Однако ей надо же было с кем-то расквитаться
за свою слабость перед этой несусветной любовью! Под рукой оказался зеленоватый
Антоша, по вине которого Юлия теперь не встретит мужа несказанной красавицей, а
потому она с наслаждением прогнала денщика с глаз долой, наказав лучше не
попадаться барину. Антоша, который до смерти боялся хозяина и знал, что грех –
на нем, счел себя не обиженным, а даже счастливым и убрался бог весть куда так
скоро, как только несли его подгибающиеся ноги. Юлия же с остервенением
завершила уборку, а когда взглянула на себя в зеркало, поняла, что лучше
утопиться в реке, чем появиться в таком виде перед Зигмундом.
На счастье пришла молочница, пани Зофья,
которая была еще поутру и с охотою взялась сварить для «пана барина» щи
(поразить мужа своим поварским искусством Юлия бы очень хотела, но решила не
рисковать, чтобы не поразить его заодно и насмерть). Зофья притащила горшок со
щами, засунула в печь – допревать, развязала узел с добрым окороком, караваем,
маслом и яйцами вкрутую, выкатила на стол десяток прошлогодних еще, привялых
яблок и, отдышавшись, спросила, отчего так грустна ясная пани в столь
счастливый день.
Ясная пани поведала добродушной польке свою
печаль – и…
– Да боже ж мой! – воскликнула Зофья,
хлопнув себя по сдобным бокам. – Да этому горю я вот как помогу! В два
счета! Мы нынче как раз топили с утра баню, жару еще и теперь довольно. О любую
пору, как будет угодно пани, милости прошу, окажите честь! Я и щелоку
приготовлю, и мыльце у меня есть маленькое – от старых времен. Милости прошу!
Вот так и вышло, что уже в сумерки,
разделавшись наконец-то с хозяйством, Юлия пробежала с узелком под мышкой через
сад пани Зофьи, заросший беленой, крапивой да куриной слепотой, и затворила за
собою дверь баньки.
* * *
Бог ты мой! Да она ведь чуть ли не год не
мылась в бане – все ванны, да какие-то чаны, да жалкие лохани, ну а в такой,
черной, – вообще с тех предавних времен, когда как-то раз упросила няньку
Богуславу взять ее с собой попариться! И, как всегда, при воспоминании о
Богуславе сердце так заболело, так начала угрызать совесть, что Юлия даже губу
прикусила. Каков ни страшен был Яцек, он для старухи оставался единственной
родней, а она-то что сделала для своей любимой няньки! Дай бог, чтобы Богуслава
не возвращалась в мятежную Варшаву и не узнала… никогда б не узнала!
И в очередной раз подумала Юлия, что ей не за
что укорять мужа: они квиты. Они воистину два сапога пара в своем нерассуждающем
стремлении сметать с пути все преграды… Нет, надо все начинать сначала, с
новой, чистой страницы! Такой же чистой, какой вскоре будет и она сама.

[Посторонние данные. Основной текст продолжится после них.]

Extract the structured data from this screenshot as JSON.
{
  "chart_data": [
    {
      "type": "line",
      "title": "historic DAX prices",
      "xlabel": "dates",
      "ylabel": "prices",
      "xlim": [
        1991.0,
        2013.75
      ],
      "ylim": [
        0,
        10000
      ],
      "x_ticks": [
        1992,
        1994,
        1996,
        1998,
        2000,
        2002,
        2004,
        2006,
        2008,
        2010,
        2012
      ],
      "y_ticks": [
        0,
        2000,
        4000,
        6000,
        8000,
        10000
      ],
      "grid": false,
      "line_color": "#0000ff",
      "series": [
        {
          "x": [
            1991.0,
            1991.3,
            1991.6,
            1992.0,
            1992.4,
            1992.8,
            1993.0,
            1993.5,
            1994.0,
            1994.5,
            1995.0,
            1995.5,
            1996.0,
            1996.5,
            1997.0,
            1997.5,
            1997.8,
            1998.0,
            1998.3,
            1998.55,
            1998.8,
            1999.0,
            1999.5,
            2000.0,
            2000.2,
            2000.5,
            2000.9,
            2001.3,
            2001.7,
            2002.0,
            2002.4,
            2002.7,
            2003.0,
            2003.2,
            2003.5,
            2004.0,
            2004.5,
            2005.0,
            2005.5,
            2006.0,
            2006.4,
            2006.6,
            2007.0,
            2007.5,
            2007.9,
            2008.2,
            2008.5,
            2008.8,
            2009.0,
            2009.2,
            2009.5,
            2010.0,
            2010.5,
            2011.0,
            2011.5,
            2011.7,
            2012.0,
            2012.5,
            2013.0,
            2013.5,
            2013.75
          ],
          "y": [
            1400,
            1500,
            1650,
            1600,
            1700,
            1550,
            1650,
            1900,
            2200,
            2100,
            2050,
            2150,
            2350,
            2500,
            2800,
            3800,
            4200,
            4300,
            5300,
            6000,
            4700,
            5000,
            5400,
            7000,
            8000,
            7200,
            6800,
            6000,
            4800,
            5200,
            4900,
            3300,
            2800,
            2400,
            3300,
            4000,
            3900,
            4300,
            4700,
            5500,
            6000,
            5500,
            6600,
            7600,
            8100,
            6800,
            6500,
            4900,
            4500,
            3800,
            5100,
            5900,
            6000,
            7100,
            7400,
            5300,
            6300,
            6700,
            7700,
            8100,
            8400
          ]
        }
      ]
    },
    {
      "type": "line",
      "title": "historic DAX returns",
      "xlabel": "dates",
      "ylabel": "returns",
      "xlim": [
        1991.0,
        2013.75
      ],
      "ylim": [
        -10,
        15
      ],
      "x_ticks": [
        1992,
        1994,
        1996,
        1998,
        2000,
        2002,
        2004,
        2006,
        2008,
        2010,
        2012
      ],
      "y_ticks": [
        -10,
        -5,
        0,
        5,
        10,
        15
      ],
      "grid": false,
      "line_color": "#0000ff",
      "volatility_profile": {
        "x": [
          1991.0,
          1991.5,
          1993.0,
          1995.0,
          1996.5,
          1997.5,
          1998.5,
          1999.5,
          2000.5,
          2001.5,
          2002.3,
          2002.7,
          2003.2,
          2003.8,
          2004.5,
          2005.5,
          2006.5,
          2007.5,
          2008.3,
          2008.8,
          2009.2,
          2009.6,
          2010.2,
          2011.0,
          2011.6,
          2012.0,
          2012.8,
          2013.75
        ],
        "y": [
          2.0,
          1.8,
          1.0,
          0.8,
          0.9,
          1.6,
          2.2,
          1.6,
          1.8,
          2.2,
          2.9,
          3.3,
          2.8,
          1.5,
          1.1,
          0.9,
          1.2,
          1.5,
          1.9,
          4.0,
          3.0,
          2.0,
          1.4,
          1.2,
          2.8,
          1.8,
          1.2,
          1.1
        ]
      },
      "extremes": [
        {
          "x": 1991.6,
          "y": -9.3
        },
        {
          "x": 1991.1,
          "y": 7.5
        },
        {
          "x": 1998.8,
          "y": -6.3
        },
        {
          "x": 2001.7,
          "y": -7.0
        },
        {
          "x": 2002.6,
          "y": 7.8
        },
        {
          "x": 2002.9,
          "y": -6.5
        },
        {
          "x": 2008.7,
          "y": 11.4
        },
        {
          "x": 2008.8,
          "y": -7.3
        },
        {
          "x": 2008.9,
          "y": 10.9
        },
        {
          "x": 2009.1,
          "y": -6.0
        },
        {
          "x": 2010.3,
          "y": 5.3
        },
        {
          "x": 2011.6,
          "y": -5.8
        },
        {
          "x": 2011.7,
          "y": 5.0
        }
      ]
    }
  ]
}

Обмылочек пани Зофьи и впрямь лежал здесь с
весьма старых времен, может, с последнего раздела Польши, такой он был
заскорузлый, засохший, неподатливый. Юлия всю себя исцарапала, пока он не стал
пригоден к делу. Но скоро она сделалась розовая и благоухающая, волосы скрипели
от чистоты, а душа словно бы тоже отмылась и открылась надежде на счастье. Юлия
чувствовала себя, как невеста накануне первой брачной ночи, а потом смущенно
подумала, что нынче и впрямь может сбыться у них с Зигмундом ночь счастья. У
нее пересохли губы, когда она представила, как это будет – целовать его. Ладони
запылали, вспомнив мраморное, теплое, шелковистое совершенство его тела, и она
решила, что сегодня в их спальне не будет обманщицы-тьмы. Юлия зажжет все до
одной свечи и будет смотреть в глаза своего любимого, увидит его красоту и
мужскую мощь… И Зигмунд тоже увидит ее глаза, и страсть, и любовь к нему – эту
невероятную любовь, от которой она изболелась, исстрадалась вся!